Sturmschäden an Haus und KfZ

„Xavier“ macht den Versicherungen Arbeit
Kaum sind die Sommerunwetter vorbei, werden die Schadenabteilungen der Versicherer mit den Folgen des ersten großen Herbststurms konfrontiert. Am 5. Oktober 2017 fegte der Orkan „Xavier“ über den Norden und Osten Deutschlands hinweg. Erste Schätzung sprechen von 200 Millionen Euro versicherter Schäden – eher wenig, weil das Ereignis nicht flächendeckend einwirkte.

Sachversicherungen zahlen ab Windstärke 8

Sturmschäden sind in der Hausrat- und Gebäudeversicherung ab Windstärke 8 auf der Beaufort-Skala versichert. Das entspricht einer Windgeschwindigkeit ab 62 km/h. Zum Vergleich: „Xavier“ war selbst im Flachland rund 100 bis 120 km/h schnell, auf dem Brocken im Harz wurden sogar 178 km/h gemessen.
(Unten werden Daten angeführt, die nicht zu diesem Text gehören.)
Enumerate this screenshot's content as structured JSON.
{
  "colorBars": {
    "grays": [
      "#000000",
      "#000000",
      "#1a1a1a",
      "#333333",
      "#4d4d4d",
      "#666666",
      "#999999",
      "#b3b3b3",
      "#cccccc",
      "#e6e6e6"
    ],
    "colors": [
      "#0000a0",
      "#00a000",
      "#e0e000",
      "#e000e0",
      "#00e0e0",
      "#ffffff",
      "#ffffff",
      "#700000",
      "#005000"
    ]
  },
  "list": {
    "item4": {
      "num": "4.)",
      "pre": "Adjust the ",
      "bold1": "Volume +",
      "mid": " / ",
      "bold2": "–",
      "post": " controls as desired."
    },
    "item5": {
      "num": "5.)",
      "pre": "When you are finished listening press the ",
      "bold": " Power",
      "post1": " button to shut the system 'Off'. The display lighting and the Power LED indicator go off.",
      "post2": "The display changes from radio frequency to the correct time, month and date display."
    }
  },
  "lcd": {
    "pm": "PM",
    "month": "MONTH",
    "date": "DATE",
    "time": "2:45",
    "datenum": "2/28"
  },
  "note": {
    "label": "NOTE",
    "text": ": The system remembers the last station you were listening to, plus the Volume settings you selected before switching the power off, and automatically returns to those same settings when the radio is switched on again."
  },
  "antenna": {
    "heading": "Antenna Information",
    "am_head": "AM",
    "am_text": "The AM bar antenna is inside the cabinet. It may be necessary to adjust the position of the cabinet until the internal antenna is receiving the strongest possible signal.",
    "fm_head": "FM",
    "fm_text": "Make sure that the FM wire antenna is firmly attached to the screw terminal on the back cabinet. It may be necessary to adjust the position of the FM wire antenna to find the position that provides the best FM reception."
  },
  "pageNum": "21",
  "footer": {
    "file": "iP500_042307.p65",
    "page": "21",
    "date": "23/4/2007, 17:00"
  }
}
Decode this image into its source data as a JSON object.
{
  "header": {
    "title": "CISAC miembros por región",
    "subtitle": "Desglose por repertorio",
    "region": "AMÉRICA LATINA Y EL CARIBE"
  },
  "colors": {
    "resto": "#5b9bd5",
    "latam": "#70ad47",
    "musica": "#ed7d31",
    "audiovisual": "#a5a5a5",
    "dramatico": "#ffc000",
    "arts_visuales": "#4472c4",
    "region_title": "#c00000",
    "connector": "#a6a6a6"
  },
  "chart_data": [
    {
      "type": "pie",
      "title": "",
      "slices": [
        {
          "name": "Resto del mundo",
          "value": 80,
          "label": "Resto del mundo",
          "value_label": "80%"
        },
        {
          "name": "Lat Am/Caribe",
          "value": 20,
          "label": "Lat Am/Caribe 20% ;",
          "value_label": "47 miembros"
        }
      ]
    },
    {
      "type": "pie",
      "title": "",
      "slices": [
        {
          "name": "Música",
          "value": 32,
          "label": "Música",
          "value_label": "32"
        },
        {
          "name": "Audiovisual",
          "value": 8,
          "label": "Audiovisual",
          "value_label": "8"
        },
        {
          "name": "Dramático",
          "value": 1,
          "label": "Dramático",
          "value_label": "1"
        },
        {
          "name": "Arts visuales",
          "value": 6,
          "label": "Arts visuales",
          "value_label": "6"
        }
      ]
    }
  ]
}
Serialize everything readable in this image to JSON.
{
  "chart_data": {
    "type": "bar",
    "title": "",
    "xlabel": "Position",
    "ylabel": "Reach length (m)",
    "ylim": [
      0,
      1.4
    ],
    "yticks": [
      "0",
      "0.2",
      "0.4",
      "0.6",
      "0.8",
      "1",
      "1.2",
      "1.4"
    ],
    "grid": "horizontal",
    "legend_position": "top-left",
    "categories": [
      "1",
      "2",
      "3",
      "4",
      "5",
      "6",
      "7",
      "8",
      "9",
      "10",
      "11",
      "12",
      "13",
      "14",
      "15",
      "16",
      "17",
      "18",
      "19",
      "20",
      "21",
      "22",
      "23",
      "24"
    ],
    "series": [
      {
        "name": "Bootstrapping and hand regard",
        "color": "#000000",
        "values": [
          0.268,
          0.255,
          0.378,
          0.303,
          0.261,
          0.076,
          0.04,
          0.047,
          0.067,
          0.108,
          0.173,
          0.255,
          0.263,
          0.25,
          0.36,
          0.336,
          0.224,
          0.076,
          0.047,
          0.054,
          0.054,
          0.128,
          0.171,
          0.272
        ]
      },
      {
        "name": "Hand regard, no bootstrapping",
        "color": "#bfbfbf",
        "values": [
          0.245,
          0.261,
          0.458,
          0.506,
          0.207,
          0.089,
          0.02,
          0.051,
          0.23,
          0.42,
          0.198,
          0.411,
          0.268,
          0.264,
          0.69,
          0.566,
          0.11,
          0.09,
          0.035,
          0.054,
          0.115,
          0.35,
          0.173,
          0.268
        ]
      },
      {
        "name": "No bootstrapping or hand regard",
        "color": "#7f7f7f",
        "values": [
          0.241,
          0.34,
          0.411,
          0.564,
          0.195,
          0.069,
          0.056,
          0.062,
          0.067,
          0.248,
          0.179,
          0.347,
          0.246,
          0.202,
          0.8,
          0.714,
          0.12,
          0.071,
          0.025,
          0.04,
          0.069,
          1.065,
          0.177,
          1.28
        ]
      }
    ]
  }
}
Die Versicherer haben die Möglichkeit, auf Wetterdaten zurückzugreifen und auf diese Weise einzuschätzen, ob die Voraussetzungen für einen Versicherungsfall vorliegen. Es gibt aber Beweiserleichterungen, wenn die nächstgelegene Wetterstation Windstärke 8 nicht bestätigen kann, aber durch die besondere Lage Ihres Hauses trotzdem Sturmschäden entstanden sind. Fragen Sie einfach einen örtlichen Dachdeckerbetrieb. Umfangreiche Aufträge aus der Nachbarschaft oder Schäden an intakten Dächern legen die Vermutung nahe, dass Windstärke 8 erreicht wurde.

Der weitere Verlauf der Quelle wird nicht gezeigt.